I lay stress on this because one difficulty in the way of obtaining accounts is a fear of incurring the disapprobation of the censors who think that to devote half one’s time to managing to dress well on £30 a year earned by some one else is less extravagant than to earn £300 a year and spend £50 of it on dress. I asked a journalist, one of the very few working women of my acquaintance always suitably and prettily dressed, if she would let me have her accounts. She owned she had not the courage to confess what a large proportion of her income had to go for clothes. Later on, after reading the journalistic comments on the expenditure tables submitted to the British Association, she told me how thankful she was she had withheld hers—“They call £40 a lavish expenditure!” And yet I have little doubt that few people could under the same circumstances produce so good a result at the same expense; while at the same time from a business point of view such an outlay in my friend’s branch of journalism repays itself with high interest.
Table VI.
Accounts of Expenditure on Dress of No. 8, living at Home, and receiving an Allowance.
Average Amount spent during the Three Years.

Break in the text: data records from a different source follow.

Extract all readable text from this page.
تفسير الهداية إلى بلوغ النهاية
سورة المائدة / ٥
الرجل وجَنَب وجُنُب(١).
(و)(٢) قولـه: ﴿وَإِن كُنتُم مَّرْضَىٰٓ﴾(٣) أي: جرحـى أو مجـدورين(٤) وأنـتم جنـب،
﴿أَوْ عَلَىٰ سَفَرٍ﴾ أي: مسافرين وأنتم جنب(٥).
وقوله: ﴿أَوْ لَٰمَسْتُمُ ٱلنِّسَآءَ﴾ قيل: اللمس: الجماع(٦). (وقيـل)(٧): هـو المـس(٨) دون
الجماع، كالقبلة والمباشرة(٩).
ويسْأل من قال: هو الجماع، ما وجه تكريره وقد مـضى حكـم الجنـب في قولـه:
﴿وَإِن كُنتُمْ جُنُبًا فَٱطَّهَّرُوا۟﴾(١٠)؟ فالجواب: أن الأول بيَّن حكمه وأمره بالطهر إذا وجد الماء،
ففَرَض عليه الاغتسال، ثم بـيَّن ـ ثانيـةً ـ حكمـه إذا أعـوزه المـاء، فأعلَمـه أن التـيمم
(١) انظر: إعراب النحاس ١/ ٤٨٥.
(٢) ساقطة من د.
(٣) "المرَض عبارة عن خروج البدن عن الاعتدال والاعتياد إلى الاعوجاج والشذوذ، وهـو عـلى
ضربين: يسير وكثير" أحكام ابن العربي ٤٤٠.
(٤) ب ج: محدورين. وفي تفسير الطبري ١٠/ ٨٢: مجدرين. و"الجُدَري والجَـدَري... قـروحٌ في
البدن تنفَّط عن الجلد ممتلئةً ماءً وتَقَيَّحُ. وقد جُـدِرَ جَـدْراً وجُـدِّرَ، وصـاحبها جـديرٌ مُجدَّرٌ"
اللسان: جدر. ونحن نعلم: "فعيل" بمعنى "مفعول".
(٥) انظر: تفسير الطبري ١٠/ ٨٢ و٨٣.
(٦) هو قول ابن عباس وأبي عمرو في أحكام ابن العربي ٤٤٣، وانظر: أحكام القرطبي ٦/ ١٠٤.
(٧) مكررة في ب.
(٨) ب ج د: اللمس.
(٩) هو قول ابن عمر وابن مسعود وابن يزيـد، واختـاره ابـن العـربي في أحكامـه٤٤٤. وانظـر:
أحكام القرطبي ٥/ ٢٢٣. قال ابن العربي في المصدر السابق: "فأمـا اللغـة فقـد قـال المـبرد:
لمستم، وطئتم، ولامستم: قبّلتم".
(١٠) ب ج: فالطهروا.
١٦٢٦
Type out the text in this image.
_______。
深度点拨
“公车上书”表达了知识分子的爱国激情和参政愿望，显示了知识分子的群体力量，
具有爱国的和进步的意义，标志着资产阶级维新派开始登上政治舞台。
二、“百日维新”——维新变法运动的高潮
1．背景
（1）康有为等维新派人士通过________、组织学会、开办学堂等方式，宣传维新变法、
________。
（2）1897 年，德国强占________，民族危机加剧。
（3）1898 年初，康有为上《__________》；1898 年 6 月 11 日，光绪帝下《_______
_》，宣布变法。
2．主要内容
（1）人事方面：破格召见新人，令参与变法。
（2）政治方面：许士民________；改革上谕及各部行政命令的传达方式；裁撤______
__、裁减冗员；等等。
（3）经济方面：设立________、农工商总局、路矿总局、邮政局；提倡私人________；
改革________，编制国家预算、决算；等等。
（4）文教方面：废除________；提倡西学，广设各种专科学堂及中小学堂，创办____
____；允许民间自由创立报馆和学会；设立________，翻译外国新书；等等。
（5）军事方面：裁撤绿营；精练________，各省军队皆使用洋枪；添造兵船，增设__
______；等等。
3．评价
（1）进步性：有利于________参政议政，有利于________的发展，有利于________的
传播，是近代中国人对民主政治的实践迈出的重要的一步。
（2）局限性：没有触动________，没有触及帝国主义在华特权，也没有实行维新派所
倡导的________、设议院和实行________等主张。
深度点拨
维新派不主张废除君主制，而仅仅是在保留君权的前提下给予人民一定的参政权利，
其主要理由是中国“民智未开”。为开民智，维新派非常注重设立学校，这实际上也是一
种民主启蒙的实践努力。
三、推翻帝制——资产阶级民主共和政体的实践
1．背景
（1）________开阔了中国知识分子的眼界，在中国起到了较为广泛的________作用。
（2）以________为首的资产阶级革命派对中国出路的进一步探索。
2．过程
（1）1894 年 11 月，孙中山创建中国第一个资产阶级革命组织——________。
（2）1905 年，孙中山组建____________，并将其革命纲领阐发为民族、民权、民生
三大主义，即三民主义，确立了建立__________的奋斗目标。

| 1883-85. | 1889-91. | 1894-96. | |
|---|---|---|---|
| £ s. d. | £ s. d. | £ s. d. | |
| Dresses | 13 9 8 | 17 15 6 | 22 1 0 |
| Coats, cloaks, umbrellas | 3 16 11 | 6 5 0 | 5 12 9 |
| Millinery | 2 14 4 | 3 3 6 | 4 10 3 |
| Underclothing, handkerchiefs | 3 0 8 | 3 7 6 | 5 13 10 |
| Boots and Shoes | 3 13 5 | 2 19 2 | 3 9 2 |
| Gloves | 2 2 8 | 1 18 1 | 1 16 11 |
| Ties, collars, &c. | 0 13 1 | 0 17 8 | 0 18 4 |
| Miscellaneous | 0 8 6 | 0 9 0 | 0 19 9 |
| Total | 29 19 3 | 36 15 5 | 45 2 0 |
| Personal allowance | £30 | £40 | £50-£60 |
My last set of tables, as I have already said, are not those of a wage-earner. The average expenditure is here given for three sets of three years, the personal allowance being £30, £40 and £50 for the successive periods (rising to £60 during the last year of the third period). Books and subscriptions and presents are the other items of expenditure not given here.
No. 8 writes:—
“In addition to the allowance I had various presents of money. While receiving £30 I had evening dresses given me. My mending and altering are done by a maid at home. Up to 1888 I occasionally had dressmaking done at home, but now put it all out. Being so busy a person and not caring for dressmaking or millinery, I have done none myself for the last seven years or more. The average yearly glove expenditure of the three periods is less now than in 1885. This is probably accounted for by the fact that I don’t require so many white evening gloves as when I had many dances.”
The accounts I have presented here have no claim to be regarded as typical. They are merely samples of the kind of material needed to enable us to discover the type.